Media for Bell v. Wolfish

Audio Transcription for Oral Argument - January 16, 1979 in Bell v. Wolfish

Warren E. Burger:

We'll hear arguments next in Bell against Wolfish.

Mr. Frey I think you may proceed when you are ready, now.

Mr. Andrew L. Frey:

Thank you.

Mr. Chief Justice and may it please the Court.

This case is here on writ of certiorari to the Court of Appeals for the Second Circuit to review certain aspects of its decision relating to conditions of confinement at the Metropolitan Correctional Center, a federally operated short-term custodial facility in New York City.

There are five issues presented to you for decision.

The first and perhaps potentially the most significant from the standpoint of constitutional doctrine, involves the constitutionality of double-bunking pretrial detainees in rooms designed for single occupancy.

William H. Rehnquist:

Mr. Frey when you say pretrial detainees I take it you are excluding those who are confined other than in a status as pretrial detainees?

Mr. Andrew L. Frey:

That's right.

There are various classifications of inmates that are kept at a facility like the MCC in addition to persons who are being held in lieu of bail or awaiting trial in criminal charges.

There is a significant group of inmates who are -- have been brought in on ad testificandum or ad prosequendum writs to appear in Federal Court proceedings who are prisoners serving other state or federal sentences.

There are persons awaiting parole and probation revocation hearings, and there are sentenced inmates whose sentences are such a short duration that it is deemed desirable to have them serve their sentence in New York.

Potter Stewart:

Well, all those categories of people are people who have been convicted and sentenced to confinement?

Mr. Andrew L. Frey:

That's correct.

Potter Stewart:

And since the Court of Appeals for the Second Circuit did not find that this was in any way cruel and unusual punishment and no appeal was taken from that, those people are out of the case, aren't they?

Mr. Andrew L. Frey:

As to the double-bunking issue.

Potter Stewart:

As to the double-bunking business.

Mr. Andrew L. Frey:

That's correct; they are out of the case.

Warren E. Burger:

Now the people who will remain there, who are awaiting trial, by definition they have not been able to secure release on bail or they wouldn't be there?

Mr. Andrew L. Frey:

The group of people that we're talking about in connection with the double-bunking issue are people who have been unable to secure a release on bail.

Thurgood Marshall:

[Inaudible]

Mr. Andrew L. Frey:

Is there any difference in the facility?

Thurgood Marshall:

I know it's new and all, but is it the same group of people?

Mr. Andrew L. Frey:

I believe it is generally the same group of people.

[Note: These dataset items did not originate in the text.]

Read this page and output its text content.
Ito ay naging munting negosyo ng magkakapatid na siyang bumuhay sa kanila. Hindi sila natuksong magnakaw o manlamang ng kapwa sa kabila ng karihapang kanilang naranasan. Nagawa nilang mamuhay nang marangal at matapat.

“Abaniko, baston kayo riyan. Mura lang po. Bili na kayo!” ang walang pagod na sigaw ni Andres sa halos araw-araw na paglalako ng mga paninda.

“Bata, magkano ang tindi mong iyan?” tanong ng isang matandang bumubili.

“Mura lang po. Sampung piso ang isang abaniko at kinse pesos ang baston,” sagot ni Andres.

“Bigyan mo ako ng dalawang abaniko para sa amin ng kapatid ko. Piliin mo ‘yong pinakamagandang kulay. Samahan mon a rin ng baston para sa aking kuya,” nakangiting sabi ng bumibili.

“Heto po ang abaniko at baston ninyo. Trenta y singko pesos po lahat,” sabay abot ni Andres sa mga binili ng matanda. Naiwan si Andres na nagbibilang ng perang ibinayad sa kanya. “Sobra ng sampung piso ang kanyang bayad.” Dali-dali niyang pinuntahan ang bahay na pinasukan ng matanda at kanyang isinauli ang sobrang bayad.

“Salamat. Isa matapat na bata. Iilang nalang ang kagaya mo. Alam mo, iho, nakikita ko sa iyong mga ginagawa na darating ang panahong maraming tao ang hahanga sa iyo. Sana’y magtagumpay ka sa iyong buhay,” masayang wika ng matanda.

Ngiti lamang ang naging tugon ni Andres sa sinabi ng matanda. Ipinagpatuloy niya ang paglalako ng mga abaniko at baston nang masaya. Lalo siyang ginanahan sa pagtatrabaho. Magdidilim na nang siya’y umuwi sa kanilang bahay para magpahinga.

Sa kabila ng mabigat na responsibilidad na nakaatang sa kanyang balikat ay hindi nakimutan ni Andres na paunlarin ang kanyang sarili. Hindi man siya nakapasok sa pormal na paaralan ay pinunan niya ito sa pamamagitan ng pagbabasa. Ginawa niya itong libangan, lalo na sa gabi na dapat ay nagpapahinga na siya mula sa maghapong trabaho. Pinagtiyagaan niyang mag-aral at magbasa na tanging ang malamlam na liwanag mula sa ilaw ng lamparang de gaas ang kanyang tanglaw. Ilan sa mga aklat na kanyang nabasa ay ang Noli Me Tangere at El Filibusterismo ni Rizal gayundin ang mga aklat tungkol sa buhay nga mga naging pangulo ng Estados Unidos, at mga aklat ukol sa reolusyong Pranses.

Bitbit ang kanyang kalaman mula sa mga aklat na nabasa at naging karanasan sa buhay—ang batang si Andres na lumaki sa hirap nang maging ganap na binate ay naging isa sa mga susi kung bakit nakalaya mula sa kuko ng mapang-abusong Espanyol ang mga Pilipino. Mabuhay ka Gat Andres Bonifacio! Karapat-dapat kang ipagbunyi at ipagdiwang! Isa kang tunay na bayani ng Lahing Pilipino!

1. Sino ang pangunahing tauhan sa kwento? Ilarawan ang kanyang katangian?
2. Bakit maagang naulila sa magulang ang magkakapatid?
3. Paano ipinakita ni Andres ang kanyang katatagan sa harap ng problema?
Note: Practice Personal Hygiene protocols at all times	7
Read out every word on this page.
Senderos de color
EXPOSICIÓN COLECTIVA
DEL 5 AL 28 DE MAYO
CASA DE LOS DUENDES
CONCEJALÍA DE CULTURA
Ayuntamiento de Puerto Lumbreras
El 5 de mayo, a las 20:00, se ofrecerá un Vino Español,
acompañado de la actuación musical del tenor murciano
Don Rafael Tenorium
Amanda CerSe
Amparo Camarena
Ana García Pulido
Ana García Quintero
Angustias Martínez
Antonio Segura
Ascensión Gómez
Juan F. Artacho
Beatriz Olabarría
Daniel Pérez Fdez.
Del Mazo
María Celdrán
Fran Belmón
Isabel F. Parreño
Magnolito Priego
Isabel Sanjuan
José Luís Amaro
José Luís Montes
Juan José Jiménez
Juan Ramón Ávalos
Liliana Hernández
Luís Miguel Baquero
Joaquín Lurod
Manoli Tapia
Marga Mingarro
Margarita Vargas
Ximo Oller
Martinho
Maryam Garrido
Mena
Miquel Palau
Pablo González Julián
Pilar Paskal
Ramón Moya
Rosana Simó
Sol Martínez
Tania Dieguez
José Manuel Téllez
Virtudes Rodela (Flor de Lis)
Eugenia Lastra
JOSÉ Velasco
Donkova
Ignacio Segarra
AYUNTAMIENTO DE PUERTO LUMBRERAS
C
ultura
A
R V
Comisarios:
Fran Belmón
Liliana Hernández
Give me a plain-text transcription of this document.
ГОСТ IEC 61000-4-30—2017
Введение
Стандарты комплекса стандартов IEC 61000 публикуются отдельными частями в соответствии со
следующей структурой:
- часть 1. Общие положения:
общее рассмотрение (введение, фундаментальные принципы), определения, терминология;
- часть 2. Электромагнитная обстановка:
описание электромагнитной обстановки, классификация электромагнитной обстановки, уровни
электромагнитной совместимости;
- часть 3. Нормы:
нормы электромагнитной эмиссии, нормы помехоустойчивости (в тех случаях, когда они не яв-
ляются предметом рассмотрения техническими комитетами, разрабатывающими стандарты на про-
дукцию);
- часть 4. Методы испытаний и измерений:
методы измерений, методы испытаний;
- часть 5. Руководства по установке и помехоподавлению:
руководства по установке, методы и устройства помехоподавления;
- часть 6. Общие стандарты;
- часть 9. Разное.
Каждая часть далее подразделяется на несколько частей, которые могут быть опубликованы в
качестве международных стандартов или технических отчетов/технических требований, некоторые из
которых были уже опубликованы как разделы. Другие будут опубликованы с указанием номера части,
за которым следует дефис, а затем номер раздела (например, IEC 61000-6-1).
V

Actually there maybe some categories that were kept at West Street and they were shifted to other facilities when the MCC opened because of the population increase of people committed to bureau's custody, immigration, deportation cases and others.

Lewis F. Powell, Jr.:

Are the people being held because the -- they either were not allowed to put up bail or couldn't do it; those have been indicted for felonies or are there some people charged with misdemeanors?

Mr. Andrew L. Frey:

I don't know the record.

I simply don't know the answer to that question.

John Paul Stevens:

Mr. Frey before you get into your argument, if this were a state facility the cause of action would be brought under 1983 I would suppose.

Have you given any thought to what's the source of the cause of action that's asserted in this case?